Pourtant, les accusations sont confirmées par la préfecture de Seine-Saint-Denis. « ‘Vies de Paris’ effectuait des élections de domicile pour le compte de la Ville de Bobigny (…) alors qu’elle n’était pas agréée pour cette adresse, nous indique la préfecture de Seine-Saint-Denis. En début d’année 2017, les équipes de la DRIHL [Direction Régionale et Interdépartementale de l’Hébergement et du Logement, NDLR] ont découvert cette situation et ont alors mis fin aux élections de domicile à cette adresse ». Ronald Désir précise par ailleurs que le système de facturation n’a duré que les premiers mois de la convention, jusqu’à fin 2015. Pourtant, le Bondy Blog a pu récupérer des attestations de paiement datées, à la main, de fin octobre 2016 (document ci-dessous).

Les attestations d’élection de domicile sont aujourd’hui établies à une autre adresse à Aubervilliers. Cela ne simplifie pas les démarches des habitants qui habitent officiellement à Bobigny et ne peuvent s’y prévaloir de droits. Cependant, selon plusieurs habitants rencontrés, ils ne payent plus les participations depuis sept ou huit mois : un agent de la mairie serait venu leur dire de ne plus payer.

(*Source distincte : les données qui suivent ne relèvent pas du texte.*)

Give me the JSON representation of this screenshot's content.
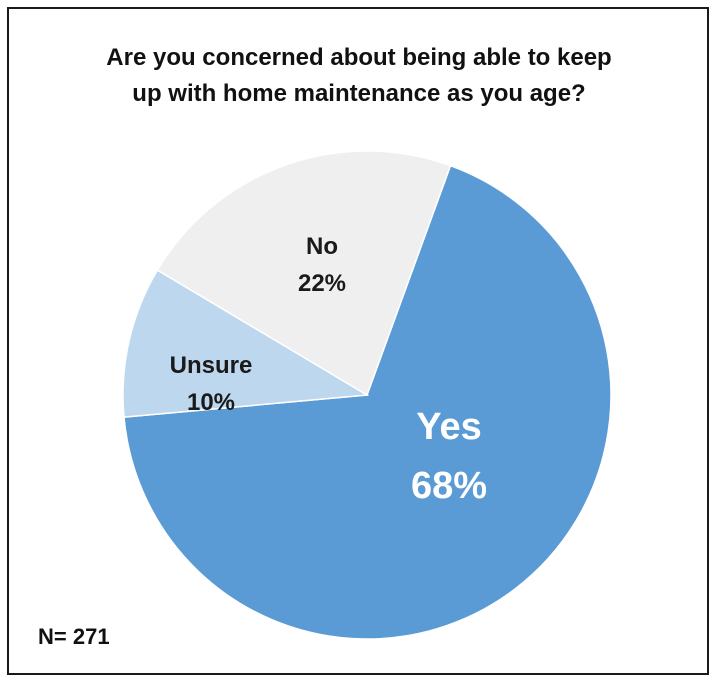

Des frais pour services fictifs 

Ces 40 euros versés chaque mois par les familles du campement de la rue de Paris à Bobigny correspondent à une série de services censés être apportés par « Vies de Paris ». Parmi eux, la caravane facturée 30 euros, lessive facturée 1, 10 euro, le maintien de la tranquillité facturée 3 euros, le maintien de la propreté à 1, 20 euro et les frais de fonctionnement à 5, 30 euros. Selon une autre habitante, ces prestations n’étaient pas honorées. « Il n’y a pas de maintien de la propreté. Ce sont les habitants qui lavent eux-mêmes de temps en temps. Même chose pour le gardien, il n’y en a plus depuis longtemps. Même au début, quand il y en avait un, il n’était là que tôt le matin vers 5 heures, et un peu le soir, jusqu’à 23 heures ». Quant aux machines à laver, « tout le monde a la sienne alors qu’ils demandaient de l’argent pour ça ! Le seul truc qu’il y avait, c’était l’accès Wifi gratuit pour tout le monde, 24h sur 24. « , affirme-t-elle.

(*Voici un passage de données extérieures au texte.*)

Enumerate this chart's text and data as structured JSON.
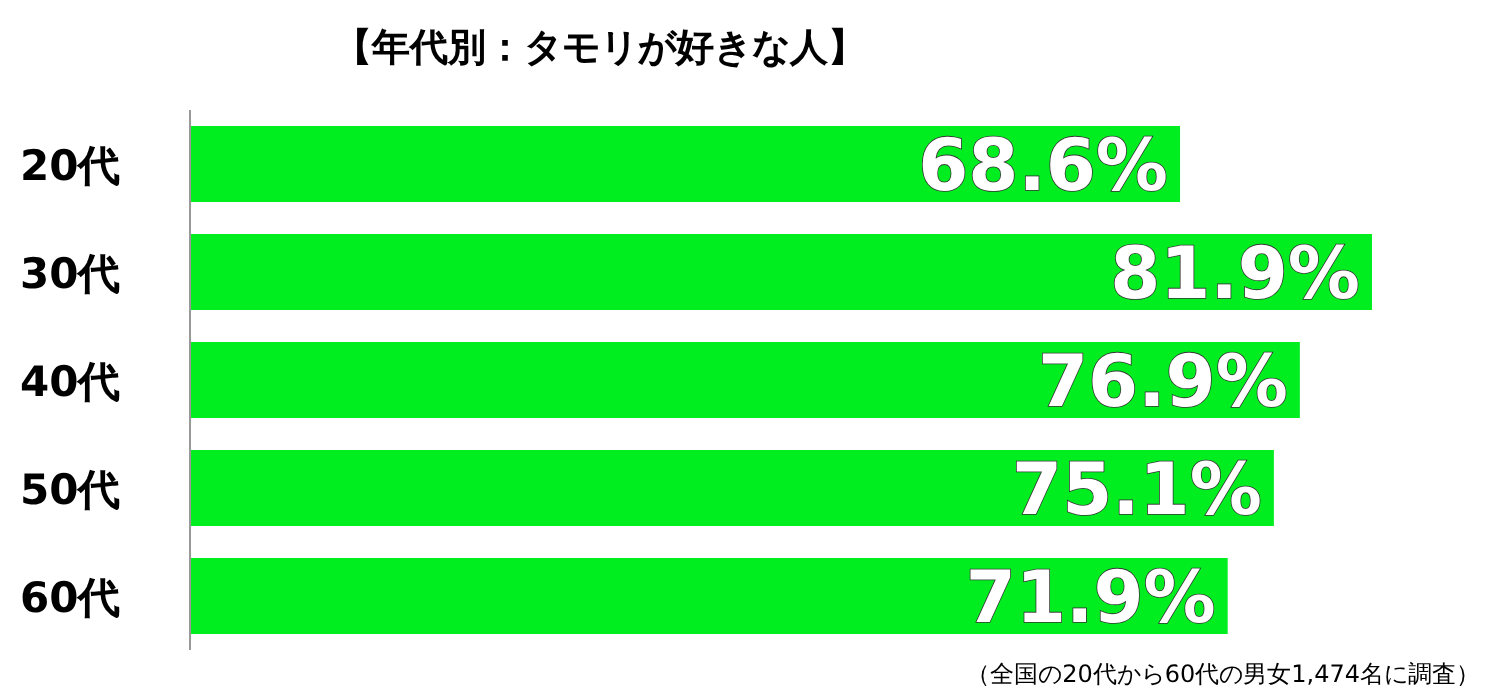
{
  "chart_data": {
    "type": "bar",
    "orientation": "horizontal",
    "title": "【年代別：タモリが好きな人】",
    "categories": [
      "20代",
      "30代",
      "40代",
      "50代",
      "60代"
    ],
    "values": [
      68.6,
      81.9,
      76.9,
      75.1,
      71.9
    ],
    "value_labels": [
      "68.6%",
      "81.9%",
      "76.9%",
      "75.1%",
      "71.9%"
    ],
    "color": "#00ee1f",
    "annotations": [
      "（全国の20代から60代の男女1,474名に調査）"
    ]
  }
}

Dans ces 40 euros également, des frais de « caravane » de 30 euros sont prélevés aux familles. Sauf que la mairie de Bobigny est catégorique : « Ces caravanes n’appartiennent pas à l’association Vies de Paris, elles appartiennent à la Ville de Bobigny ». Pendant plusieurs mois, l’association « Vies de Paris » a donc fait payer pour une domiciliation non effective alors qu’elle n’était pas habilitée et pour des caravanes qui ne lui appartenaient pas.

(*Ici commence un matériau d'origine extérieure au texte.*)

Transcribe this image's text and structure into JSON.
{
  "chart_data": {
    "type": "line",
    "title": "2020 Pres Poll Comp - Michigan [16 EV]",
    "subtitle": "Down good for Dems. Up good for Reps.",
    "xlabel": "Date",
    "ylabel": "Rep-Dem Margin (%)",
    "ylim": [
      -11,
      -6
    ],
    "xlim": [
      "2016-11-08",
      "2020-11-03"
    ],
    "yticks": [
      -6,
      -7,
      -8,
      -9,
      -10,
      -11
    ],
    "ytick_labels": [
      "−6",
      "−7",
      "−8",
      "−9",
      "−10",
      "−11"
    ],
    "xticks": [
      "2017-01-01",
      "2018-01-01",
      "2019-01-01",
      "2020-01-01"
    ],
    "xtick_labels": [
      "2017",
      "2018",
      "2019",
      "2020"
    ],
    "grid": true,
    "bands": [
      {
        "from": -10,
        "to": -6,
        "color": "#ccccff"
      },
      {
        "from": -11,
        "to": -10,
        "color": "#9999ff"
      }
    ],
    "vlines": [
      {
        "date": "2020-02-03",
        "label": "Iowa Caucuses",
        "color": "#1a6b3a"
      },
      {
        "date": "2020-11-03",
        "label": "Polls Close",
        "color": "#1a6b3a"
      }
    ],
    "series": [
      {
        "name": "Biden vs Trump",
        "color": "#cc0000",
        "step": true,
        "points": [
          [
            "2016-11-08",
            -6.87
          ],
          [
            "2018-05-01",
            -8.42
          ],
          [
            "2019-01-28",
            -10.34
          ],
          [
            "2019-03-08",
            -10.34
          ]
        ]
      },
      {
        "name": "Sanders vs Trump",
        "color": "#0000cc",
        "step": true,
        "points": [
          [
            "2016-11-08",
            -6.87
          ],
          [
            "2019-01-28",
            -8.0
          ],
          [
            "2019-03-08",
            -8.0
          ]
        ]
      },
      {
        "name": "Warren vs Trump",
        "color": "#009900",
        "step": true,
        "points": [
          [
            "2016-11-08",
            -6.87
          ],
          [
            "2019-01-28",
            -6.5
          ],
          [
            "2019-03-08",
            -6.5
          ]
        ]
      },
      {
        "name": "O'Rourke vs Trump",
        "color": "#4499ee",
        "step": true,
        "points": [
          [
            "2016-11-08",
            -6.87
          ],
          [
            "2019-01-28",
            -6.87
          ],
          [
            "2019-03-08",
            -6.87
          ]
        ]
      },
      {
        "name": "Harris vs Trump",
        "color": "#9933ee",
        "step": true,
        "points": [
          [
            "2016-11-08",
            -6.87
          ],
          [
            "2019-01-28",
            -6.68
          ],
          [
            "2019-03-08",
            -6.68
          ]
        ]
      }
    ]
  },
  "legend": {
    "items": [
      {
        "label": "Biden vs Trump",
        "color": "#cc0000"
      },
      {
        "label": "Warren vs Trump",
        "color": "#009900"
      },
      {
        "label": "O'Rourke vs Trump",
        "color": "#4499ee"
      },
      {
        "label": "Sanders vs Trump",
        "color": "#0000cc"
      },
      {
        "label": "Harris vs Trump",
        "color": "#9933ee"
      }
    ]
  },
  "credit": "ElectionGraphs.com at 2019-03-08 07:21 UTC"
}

Des cours de français jamais dispensés

Ce n’est pas tout. Comme l’indique la convention passée avec la municipalité de Bobigny, l’association « Vies de Paris » s’était aussi engagée à « assurer un suivi administratif et social et dispenser des cours de français ». D’ailleurs, un papier de l’association « Vies de Paris » accompagnant la carte d’adhérent remise aux habitants du camp dresse la liste des prestations que l’association s’engage à fournir en plus des services de base : « accompagnement personnalisé dans les démarches administratives », « formation en langue française », « sorties culturelles organisées et payées par Vies de Paris« …  Le président de « Vies de Paris », Ronald Désir, assure que les cours de français ont été dispensés mais que les habitants auraient décidé de ne pas y assister. « On a les mis en place ces cours, demandez-leur ! On leur a mis des salles à disposition, on a même fait une école à domicile pour eux mais ils ne sont pas venus, on ne va pas les attacher ! »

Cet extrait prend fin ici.